Однажды, в конце второй недели пребывания в Дилингеме, Люссиль, дождавшись захода солнца, выскользнула из дому. Наслаждаясь ароматами трав и цветов, она миновала сад и вышла на тропу, что вела к Драконовой горе. Оглянулась на Дилингемский замок и залюбовалась: залитый розовым светом заходящего солнца, он излучал покой и счастье. Но этот мир не для нее.
Люссиль поклялась себе, что, как только будет объявлена помолвка Гетти и Питера, она извинится перед любезными хозяевами и возвратится в школу мисс Пим. Там у нее будет время не только решить, что делать с внезапно свалившимся на нее богатством, но и прийти в себя после знакомства с графом Сигрейвом.
Вскоре тропа привела ее к изгороди, отделявшей парк от леса, она уже поставила ногу на приступку, чтобы перешагнуть через нее, но тут ее окликнули:
— Одну минуточку, мисс Келлавей!
В наступивших сумерках к ней продирался сквозь кусты хмурый граф Сигрейв. Люссиль закусила губу. Проклятие! Этот человек вездесущ! Отказавшись поехать к Диттонам, Люссиль тщательно скрывала свои планы от окружающих. Ей казалось, что Сигрейвы собираются в гости всем семейством, но, очевидно, она ошиблась. И Сигрейв сейчас испортит ей всю прогулку. Она сняла ногу с приступки и поставила на нее корзинку, которая вдруг стала оттягивать руку.

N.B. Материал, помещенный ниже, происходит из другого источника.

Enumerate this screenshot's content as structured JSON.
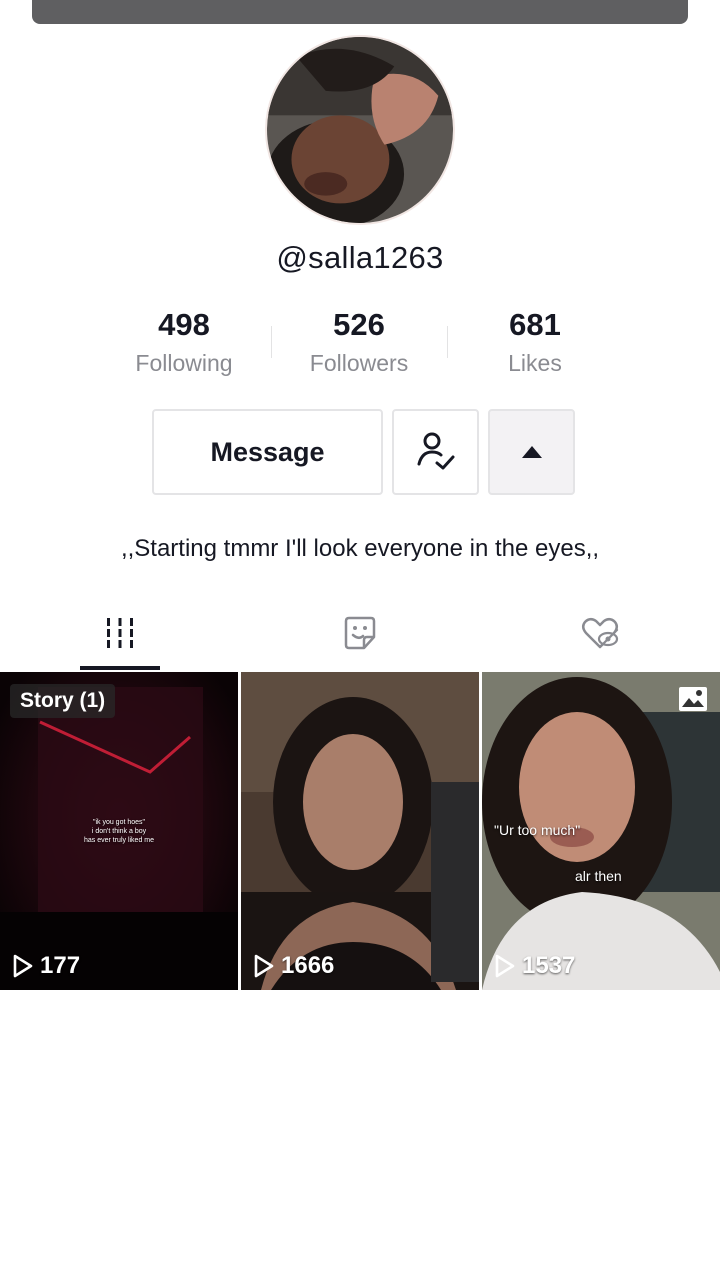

Сигрейву понадобилось всего лишь пять шагов, чтобы оказаться с ней рядом.
— Какого черта вы бродите вечером по лесу одна, мисс Келлавей? — спросил он, не утруждая себя предисловием. — Вы в своем уме?
— Захотелось пройтись, милорд, — ответила она, понимая, как неубедительно звучат ее слова. — Вечер прекрасный, не правда ли? Вас, вижу, тоже потянуло подышать свежим воздухом.
— Бросьте, мисс Келлавей! — усмехнулся Сигрейв. — Не гулять же вы вышли с тяжелой корзиной. Выкладывайте все начистоту.
Деваться некуда! Он все равно захочет проводить ее до замка, так лучше уж сказать всю правду.
— Я собиралась подняться на гору и взглянуть на комету, милорд.
Ответом ей было молчание. Где-то поблизости закричал фазан, в лесу ухала сова. Наконец Сигрейв вымолвил:
— Вы не перестаете меня удивлять, мисс Келлавей. Я не знал, что в числе ваших научных интересов еще и астрономия. Судя по всему, вы имеете в виду комету, обнаруженную недавно сэром Эдмундом Грантли. Его статья была напечатана, по-моему, в газете «Морнинг пост».
— Да, сэр. — Она взглянула на небо, ставшее уже темно-синим. — В бумагах отца я нашла рукопись, в которой он предсказывает возвращение некой кометы спустя семьдесят один год, то есть примерно в наше время. Сообщение в «Морнинг пост» навело меня на мысль, не та ли это комета? Решив, что именно та, я отправилась взглянуть на нее своими глазами.